Second Tutorial on Large Scale Holistic Video Understanding

In Conjunction with ICCV 2021,

Holistic Video Understanding is a joint project of the KU Leuven, University of Bonn, KIT, ETH, and the HVU team.


In the last years, we have seen a tremendous progress in the capabilities of computer systems to classify video clips taken from the Internet or to analyze human actions in videos. There are lots of works in video recognition field focusing on specific video understanding tasks, such as, action recognition, scene understanding, etc. There have been great achievements in such tasks, however, there has not been enough attention toward the holistic video understanding task as a problem to be tackled. Current systems are expert in some specific fields of the general video understanding problem. However, for real world applications, such as, analyzing multiple concepts of a video for video search engines and media monitoring systems or providing an appropriate definition of the surrounding environment of an humanoid robot, a combination of current state-of-the-art methods should be used. Therefore in this tutorial, we intend to put effort into introducing the holistic video understanding as a new challenge in the computer vision field. This challenge focuses on the recognition of scenes, objects, actions, attributes, and events in the real world and user-generated videos. We also aim to cover the most important aspects of video recognition and understanding in the tutorial course work.

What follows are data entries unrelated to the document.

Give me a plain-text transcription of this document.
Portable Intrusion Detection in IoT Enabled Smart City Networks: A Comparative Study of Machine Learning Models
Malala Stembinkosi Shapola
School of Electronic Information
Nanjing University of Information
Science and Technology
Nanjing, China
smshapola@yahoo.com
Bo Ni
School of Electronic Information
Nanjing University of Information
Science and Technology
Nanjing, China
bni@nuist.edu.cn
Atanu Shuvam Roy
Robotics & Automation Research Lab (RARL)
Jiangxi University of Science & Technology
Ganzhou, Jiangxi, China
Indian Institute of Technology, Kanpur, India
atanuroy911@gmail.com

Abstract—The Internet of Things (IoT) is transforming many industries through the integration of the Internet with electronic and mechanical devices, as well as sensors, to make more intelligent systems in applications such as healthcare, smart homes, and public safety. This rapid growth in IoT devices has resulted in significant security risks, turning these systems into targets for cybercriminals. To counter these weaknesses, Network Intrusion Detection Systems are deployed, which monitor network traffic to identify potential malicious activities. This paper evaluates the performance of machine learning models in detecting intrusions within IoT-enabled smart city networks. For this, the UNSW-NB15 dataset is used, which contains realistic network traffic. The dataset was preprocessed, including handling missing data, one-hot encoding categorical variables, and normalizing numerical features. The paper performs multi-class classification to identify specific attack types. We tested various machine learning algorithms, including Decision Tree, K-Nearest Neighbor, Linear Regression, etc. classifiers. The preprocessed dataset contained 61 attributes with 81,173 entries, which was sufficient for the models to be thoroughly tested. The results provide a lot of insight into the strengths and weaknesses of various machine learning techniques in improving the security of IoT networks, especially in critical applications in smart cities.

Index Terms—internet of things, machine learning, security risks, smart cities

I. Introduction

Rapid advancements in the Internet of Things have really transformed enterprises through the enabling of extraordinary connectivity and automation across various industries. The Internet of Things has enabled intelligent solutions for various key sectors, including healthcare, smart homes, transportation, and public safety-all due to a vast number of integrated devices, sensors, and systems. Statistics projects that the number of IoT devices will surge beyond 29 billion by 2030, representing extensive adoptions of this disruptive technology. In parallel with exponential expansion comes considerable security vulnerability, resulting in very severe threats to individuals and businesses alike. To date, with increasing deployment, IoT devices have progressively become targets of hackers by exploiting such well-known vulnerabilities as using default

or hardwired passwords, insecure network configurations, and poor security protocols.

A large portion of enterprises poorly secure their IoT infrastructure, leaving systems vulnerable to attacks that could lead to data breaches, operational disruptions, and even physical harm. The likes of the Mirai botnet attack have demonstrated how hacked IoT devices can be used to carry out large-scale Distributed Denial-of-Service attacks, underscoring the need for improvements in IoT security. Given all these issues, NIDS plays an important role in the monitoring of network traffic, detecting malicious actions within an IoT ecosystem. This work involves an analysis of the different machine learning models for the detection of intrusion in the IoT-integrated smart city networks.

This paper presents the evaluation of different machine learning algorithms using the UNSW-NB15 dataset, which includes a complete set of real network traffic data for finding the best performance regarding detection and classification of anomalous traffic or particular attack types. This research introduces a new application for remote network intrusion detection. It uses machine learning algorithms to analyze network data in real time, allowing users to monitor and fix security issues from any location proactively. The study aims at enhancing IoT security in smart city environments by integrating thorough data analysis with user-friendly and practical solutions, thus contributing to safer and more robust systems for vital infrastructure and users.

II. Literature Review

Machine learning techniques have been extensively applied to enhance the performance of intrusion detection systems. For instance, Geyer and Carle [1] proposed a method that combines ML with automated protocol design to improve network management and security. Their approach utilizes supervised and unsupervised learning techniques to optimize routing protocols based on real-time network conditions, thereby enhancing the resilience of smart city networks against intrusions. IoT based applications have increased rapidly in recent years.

  • Holistic video recognition
  • Future prediction in videos
  • Large scale video understanding
  • Multiple category recognition in videos
  • Object and activity detection in videos
  • Weakly supervised learning from web videos
  • Learning visual representation from videos
  • Unsupervised and self-supervised learning with videos
  • 3D/2D Deep Neural Networks for action and activity recognition



October 16, 2021 - Full Day

Tutorial Video (YouTube)

Time: EDT Speaker Description
08:50 Opening Remark
09:00 Hilde Kuehne Understanding videos without labels
10:00 Efstratios Gavves The Machine Learning of Time and Dynamics ... with an emphasis on Sciences
11:00 Cees G. M. Snoek Return of the Tubelets
12:00 Yale Song Towards Self-Supervised Holistic Video Representations
13:00 Break
13:30 Raquel Urtasun An AI-First Approach to Self Driving
14:30 Ehsan Adeli Forecasting Human Dynamics in Multiple Levels of Abstraction
15:30 Xiaolong Wang Learning to Perceive Videos for Embodiment
16:30 Georgia Gkioxari Can Video Rescue Object Understanding?
17:30 Conclusion